You would create a "UserDAO" class to handle data access - this could extend SimpleJdbcDaoSupport if you're using JDBC, HibernateDaoSupport if you're using Hibernate, extend nothing but have an injected EntityManagerFactory if you're using JPA, etc. This class handles interactions with the database - so you have methods to find existing "User" instances in the database, create new "User" instances in the database, delete "User" instances from the database, update a "User" instance in the database, etc. This class will create the actual "User" objects - if you're using JDBC, you'll probably have to manually construct and populate the instances yourself in the code, if you're using an ORM tool, it will probably handle actual object creation and population. This class will be in the Spring configuration - as a Singleton.
Above the DAO is the Service layer - this layer has what are usually termed "Business methods" in it - so you might create a "UserService" class and add methods like "login", "logout", "checkPermission", etc. This class will also be in the Spring configuration as a Singleton.

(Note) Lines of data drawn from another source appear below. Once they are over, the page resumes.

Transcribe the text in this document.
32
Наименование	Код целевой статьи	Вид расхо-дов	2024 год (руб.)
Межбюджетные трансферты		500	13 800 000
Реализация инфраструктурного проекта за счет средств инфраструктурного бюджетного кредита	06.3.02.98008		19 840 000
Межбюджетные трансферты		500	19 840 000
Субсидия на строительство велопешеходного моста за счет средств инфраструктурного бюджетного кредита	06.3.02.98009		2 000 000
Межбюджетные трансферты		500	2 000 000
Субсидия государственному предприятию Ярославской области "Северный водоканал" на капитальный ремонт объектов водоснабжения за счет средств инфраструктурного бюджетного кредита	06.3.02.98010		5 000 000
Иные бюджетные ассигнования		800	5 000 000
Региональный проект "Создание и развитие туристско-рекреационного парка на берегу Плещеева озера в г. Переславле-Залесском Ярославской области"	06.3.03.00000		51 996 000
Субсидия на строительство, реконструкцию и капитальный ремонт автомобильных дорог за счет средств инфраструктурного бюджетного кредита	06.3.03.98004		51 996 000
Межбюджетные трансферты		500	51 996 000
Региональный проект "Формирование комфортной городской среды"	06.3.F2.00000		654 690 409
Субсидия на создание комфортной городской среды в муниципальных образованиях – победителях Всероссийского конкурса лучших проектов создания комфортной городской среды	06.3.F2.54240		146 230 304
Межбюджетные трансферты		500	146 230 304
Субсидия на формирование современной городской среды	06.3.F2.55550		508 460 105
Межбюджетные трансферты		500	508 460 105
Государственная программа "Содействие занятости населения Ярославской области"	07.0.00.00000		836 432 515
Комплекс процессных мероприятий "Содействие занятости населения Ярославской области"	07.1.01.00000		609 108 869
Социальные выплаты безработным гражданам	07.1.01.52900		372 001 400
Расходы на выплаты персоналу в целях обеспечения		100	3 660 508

This class will use the DAO layer to do any database operations it needs, so you'll need to inject a dependency on the "UserDAO".
Above the Service layer is the Web layer or Presentation layer - this layer deals with interacting with the user - dealing with navigation around the web app, converting
String input from web forms into object representations needed by the code, etc. This layer is a mix of various Controller classes (mapped in the Spring configuration as Singletons) and JSPs the Controllers use as Views. In some cases your Web layer Controllers may also create instances of your model classes - probably not in the case of User, you'll just take the login and password as Strings and pass them to the service layers "login" method to get back a User object - but in cases it makes sense for a new object to be constructed when a form is submitted. Depending on the controller class you use, this may happen automatically or you may have to call the constructor manually in your code.